Define a linguistic-semantic (LS) pattern as a sub-hypergraph of the Atomspace whose nodes are all either: a) variables, or b) ConceptNodes referring to WordNode, or senses of WordNodes.

A simple example would be

    PredicateNode [1]
    ConceptNode [2]
    VariableNode [3]

ReferenceLink [1] (WordNode "eat")
ReferenceLink [2] (WordNode "person")

This LS pattern denotes, conceptually: Things that people eat.

We can mine frequent LS patterns from the Atomspace using the frequent subhypergraph miner. For instance, in an Atomspace derived from parsing typical corpus, a "Things that people eat" pattern will be frequent, a "Things that gramophones eat" will not.

We can then use these patterns to

  • divide words, and LS subgraphs, into semantic categories.
  • estimate similarities between words, and between LS subgraphs

This would work as follows:


  • Assign two ConceptNodes to the same category if they occur surprisingly often in the same argument-slot of the same LS pattern, or of LS patterns belonging to the same category
  • Assign two LS patterns to the same category if they, surprisingly often, have ConceptNodes from the same category in a particular one of their argument slots (or in a particular two of their argument slots, etc.)


  • Increase the degree of IntensionalSimilarity between two ConceptNodes if they occur surprisingly often in the same argument-slot of the same LS pattern, or similar LS patterns
  • Increase the degree of ExtensionalSimilarity between two LS patterns to the extent that the have intensionally similar Atoms in one (or more) of their argument slots

Both categorization and similarity estimation seem valuable here.

Conceptual Example

For example, suppose we have a large corpus containing sentences like:

She grieved her husband.
The woman grieved for her husband.
Bob grieved for his wife.
Husbands complain a lot.
Wives whine a tremendous amount.
Old ladies complain constantly.
Old ladies whine incessantly.
Sally cried over her husband.
Sally cried for her husband.
She is grieving for her dead cat.
She is crying over her dead cat.
He is jumping over the fence.
He jumped over the river.
He jumped over her dead frog.  
He hopped over the fence.
He flew over the river.
The pig ate the frog.
The goat ate the cat.
Ben loves pigs.
Ben really really loves goats.

You would expect that the LS patterns corresponding to "grieved for" and "cried over" would get a high similarity between each other, and potentially be assigned to the same category, because they tend to take similar arguments (people tend to grieve for, and cry over, the same things).
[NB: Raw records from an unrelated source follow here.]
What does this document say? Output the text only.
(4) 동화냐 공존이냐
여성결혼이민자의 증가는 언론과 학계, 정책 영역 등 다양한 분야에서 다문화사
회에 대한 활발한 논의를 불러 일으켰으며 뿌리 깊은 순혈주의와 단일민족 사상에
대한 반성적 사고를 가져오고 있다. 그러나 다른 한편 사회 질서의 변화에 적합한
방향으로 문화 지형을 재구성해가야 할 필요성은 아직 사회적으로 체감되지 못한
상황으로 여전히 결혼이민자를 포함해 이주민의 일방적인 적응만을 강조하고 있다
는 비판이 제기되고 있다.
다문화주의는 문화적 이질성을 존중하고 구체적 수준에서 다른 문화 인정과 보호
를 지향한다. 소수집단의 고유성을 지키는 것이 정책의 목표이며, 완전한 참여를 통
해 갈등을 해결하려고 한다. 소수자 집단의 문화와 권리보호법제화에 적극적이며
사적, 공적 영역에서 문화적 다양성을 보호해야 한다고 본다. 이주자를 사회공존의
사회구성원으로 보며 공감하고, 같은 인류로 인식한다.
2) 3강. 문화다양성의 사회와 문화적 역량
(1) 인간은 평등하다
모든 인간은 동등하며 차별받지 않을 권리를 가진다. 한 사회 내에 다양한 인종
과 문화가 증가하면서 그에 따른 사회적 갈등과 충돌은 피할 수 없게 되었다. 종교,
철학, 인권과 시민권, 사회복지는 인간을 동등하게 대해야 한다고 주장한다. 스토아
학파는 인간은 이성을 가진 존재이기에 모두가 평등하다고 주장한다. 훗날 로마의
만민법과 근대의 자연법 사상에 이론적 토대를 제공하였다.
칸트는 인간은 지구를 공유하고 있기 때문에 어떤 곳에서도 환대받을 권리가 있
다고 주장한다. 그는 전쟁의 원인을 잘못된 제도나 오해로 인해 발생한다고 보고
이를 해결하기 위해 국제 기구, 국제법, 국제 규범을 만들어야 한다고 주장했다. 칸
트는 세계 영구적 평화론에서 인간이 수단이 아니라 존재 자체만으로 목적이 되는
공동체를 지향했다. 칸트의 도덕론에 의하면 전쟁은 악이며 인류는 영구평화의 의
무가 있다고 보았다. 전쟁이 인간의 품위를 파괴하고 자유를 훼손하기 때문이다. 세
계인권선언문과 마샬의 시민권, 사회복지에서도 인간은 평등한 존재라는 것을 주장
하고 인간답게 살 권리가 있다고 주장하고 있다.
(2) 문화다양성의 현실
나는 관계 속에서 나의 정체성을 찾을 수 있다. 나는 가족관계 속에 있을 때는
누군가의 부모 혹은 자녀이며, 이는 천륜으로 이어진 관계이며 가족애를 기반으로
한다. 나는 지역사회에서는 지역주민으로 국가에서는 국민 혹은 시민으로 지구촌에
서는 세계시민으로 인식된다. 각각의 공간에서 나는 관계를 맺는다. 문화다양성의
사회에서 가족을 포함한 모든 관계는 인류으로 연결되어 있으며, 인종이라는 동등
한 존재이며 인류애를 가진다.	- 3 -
E.g. "Sally cried over her husband" and "Bob grieved for his wife" would provide evidence for the similarity of "cried over" and "grieved for", because "husband" and "wife" would be recognized as similar, due to "Husbands complain" and "Wives whine" -- which provide evidence for the similarity of "husband" and "wife" because old ladies both complain and whine, giving evidence that "complain" and "whine" are similar….

On the other hand, one would expect that the LS pattern for "jumped over" would not get a high similarity to the LS pattern for "cried over." But there may be a little similarity, because you can both jump over a dead frog and cry over a dead cat; and frogs and cats are similar because they are both eaten by things that Ben loves.